Inside St. Jude’s Cathedral, I gripped a bouquet of roses so tightly the thorns pierced my palms. The silence of four hundred spectators pressed down like lead. My Vera Wang gown, a gift that cost more than my father’s annual salary, weighed me down as whispers of my “unsuitable” lineage echoed across the vaulted ceiling. Ryan Vance, my fiancé—or so I thought—was nowhere to be seen. A “work emergency,” he texted an hour ago. And I waited. Foolishly.
Then I saw him. Not Ryan. Julian Thorne. Billionaire recluse. CEO. Stranger. Or so I’d assumed. Three years ago, I’d pulled him from a burning car, patched his wounds, and saved his life. The scar on his hand? Mine. And now, his gaze pinned me to the marble altar, sharp, calculating, intense.

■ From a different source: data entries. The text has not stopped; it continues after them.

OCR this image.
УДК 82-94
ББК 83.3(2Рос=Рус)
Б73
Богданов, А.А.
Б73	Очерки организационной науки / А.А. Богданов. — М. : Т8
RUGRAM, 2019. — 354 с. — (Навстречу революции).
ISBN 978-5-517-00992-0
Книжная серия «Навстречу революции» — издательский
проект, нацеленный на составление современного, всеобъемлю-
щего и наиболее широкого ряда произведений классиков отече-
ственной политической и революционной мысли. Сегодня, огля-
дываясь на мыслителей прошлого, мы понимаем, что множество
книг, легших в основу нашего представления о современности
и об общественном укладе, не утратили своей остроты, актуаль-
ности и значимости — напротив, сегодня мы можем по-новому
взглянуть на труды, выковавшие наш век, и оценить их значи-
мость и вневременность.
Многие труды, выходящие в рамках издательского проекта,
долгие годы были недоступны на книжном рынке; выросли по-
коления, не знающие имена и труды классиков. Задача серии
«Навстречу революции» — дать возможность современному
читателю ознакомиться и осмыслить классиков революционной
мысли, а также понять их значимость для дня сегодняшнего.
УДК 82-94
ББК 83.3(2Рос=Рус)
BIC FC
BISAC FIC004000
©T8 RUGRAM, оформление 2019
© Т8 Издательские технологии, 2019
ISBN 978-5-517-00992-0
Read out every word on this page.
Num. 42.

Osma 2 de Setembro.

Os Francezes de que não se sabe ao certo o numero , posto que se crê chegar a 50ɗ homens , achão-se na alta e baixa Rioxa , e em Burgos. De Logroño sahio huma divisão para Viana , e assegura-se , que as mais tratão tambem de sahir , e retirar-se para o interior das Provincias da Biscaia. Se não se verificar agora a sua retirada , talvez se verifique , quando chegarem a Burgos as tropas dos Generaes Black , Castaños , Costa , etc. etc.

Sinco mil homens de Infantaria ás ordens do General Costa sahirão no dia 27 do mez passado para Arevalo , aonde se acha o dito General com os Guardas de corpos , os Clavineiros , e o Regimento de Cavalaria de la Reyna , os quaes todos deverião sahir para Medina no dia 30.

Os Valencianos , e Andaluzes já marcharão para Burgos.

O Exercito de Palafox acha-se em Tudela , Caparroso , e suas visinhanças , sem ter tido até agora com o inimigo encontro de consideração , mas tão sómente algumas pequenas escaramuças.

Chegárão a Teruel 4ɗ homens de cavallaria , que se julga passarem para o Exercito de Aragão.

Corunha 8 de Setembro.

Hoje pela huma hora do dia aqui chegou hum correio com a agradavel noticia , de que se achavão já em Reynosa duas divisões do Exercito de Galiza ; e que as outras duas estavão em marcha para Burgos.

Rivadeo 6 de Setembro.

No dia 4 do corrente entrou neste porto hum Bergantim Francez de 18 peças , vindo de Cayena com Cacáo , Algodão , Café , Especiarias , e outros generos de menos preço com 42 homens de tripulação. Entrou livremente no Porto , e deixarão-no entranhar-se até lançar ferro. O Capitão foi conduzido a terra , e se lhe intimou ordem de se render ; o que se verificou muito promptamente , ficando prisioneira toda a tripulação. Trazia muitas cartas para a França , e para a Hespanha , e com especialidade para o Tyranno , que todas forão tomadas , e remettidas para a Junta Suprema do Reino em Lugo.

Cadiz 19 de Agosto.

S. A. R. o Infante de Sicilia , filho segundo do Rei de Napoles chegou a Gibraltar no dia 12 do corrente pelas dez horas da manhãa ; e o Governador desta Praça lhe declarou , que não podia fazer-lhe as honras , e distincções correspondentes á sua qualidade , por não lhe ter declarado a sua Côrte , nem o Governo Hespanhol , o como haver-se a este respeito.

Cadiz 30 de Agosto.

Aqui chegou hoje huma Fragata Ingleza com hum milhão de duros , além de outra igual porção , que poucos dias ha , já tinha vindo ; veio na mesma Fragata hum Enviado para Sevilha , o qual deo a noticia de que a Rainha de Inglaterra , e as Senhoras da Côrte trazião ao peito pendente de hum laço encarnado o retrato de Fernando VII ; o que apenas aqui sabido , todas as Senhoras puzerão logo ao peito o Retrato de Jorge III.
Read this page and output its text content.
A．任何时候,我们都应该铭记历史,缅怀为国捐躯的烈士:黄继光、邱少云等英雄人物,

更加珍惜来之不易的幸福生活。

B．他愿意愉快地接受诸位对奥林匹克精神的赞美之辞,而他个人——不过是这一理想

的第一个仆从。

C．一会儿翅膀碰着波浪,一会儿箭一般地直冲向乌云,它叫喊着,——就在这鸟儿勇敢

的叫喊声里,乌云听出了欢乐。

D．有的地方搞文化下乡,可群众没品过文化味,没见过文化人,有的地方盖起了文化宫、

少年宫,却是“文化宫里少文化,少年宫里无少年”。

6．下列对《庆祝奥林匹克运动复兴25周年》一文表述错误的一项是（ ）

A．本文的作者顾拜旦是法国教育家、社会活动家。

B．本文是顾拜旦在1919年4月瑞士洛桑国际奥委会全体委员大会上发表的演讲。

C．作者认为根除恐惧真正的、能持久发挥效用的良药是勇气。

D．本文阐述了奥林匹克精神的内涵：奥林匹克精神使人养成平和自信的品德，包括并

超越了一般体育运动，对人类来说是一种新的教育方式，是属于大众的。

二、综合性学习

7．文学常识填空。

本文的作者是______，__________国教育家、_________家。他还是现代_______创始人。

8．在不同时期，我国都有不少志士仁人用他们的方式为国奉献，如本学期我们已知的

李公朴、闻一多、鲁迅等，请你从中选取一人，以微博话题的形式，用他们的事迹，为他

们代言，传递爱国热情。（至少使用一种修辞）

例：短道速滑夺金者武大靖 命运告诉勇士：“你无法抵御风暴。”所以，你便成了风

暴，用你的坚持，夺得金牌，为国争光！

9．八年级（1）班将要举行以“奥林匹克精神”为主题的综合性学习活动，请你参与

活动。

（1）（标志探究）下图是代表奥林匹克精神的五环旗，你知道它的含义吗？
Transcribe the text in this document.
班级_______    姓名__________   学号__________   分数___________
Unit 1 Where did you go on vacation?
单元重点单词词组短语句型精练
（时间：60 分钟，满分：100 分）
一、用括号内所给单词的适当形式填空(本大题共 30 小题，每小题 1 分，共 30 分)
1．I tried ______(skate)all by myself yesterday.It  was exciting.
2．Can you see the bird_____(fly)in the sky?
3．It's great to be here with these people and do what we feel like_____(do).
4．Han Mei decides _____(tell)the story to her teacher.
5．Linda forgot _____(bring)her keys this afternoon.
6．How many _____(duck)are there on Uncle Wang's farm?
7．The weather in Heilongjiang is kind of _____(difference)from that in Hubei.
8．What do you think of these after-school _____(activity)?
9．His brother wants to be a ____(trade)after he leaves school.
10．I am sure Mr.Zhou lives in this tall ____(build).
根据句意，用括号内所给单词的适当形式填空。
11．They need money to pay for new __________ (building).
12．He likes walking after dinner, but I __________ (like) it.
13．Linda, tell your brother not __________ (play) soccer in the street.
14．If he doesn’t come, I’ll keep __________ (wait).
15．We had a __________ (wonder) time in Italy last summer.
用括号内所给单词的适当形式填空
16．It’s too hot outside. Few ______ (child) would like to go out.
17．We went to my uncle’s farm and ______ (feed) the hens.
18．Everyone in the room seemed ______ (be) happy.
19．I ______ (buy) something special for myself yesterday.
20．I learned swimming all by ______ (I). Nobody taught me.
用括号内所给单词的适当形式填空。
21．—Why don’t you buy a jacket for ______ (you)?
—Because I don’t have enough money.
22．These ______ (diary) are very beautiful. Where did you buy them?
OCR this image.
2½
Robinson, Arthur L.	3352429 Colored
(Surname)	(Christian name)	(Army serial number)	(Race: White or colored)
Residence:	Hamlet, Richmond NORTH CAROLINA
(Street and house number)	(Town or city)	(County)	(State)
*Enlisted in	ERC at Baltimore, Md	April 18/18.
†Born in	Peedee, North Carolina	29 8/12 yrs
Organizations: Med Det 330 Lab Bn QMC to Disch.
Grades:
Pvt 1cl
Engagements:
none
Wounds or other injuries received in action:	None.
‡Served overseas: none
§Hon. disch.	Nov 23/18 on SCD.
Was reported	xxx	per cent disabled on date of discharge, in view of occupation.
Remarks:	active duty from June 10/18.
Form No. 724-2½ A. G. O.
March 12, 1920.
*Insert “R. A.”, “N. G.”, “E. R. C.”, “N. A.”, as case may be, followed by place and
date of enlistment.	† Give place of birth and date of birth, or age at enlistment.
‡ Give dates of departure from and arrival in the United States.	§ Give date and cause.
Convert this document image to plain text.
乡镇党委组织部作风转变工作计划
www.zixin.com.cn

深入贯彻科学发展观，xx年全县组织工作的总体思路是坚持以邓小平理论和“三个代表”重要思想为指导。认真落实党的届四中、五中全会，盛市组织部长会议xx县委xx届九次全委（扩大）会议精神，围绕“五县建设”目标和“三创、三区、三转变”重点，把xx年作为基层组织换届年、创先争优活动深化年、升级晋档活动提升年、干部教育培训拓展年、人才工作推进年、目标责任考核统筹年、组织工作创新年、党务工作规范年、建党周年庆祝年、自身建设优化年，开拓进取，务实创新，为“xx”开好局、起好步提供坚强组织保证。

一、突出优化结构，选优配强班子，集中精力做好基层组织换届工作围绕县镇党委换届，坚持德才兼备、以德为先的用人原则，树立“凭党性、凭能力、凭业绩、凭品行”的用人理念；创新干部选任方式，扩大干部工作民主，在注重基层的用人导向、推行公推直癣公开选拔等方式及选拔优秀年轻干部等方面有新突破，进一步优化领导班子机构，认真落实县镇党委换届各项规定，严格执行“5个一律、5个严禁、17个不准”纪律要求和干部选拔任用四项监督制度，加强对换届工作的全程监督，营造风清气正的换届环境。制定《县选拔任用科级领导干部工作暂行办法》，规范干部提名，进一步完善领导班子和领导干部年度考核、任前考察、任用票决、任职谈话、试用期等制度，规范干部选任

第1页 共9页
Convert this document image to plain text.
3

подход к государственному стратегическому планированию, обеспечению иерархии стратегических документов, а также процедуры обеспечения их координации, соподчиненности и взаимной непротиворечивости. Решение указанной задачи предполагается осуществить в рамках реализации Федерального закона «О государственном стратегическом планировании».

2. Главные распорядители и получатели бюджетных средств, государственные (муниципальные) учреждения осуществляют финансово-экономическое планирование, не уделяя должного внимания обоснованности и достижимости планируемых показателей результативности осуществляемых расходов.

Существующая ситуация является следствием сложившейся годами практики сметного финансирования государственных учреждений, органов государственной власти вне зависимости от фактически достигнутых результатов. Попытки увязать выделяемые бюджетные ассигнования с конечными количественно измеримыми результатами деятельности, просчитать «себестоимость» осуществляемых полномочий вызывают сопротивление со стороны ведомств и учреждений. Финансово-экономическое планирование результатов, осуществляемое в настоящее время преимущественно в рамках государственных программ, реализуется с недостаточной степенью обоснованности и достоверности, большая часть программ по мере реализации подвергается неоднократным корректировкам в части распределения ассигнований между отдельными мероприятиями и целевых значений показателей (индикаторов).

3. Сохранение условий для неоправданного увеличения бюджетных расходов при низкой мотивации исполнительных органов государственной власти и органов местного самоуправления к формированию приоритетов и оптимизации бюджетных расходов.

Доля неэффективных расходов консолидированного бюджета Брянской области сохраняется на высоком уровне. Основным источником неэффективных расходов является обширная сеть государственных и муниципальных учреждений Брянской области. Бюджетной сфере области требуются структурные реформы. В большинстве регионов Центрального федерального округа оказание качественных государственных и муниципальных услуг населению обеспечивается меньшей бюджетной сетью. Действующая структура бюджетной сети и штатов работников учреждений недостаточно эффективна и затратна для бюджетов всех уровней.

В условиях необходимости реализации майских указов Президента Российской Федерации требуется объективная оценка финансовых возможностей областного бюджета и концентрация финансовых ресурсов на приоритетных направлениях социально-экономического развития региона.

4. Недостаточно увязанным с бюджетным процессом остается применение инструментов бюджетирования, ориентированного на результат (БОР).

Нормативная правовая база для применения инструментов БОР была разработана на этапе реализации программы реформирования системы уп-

The oak doors groaned open again, but it wasn’t him entering the aisle. It was Mrs. Vance. Wine in hand, microphone in the other, she strode forward like a predator claiming her prey. She announced to the entire congregation that there would be no wedding—at least, not with me. I was a “placeholder,” a distraction, someone to fill the bed while Ryan climbed the social ladder. With a flick of her wrist, she sent a cascade of red wine across my dress, turning silk into a humiliation-stained horror.
Laughter erupted. I sank to my knees. But then came the sound: polished leather striking marble. Click. Click. Click. Julian.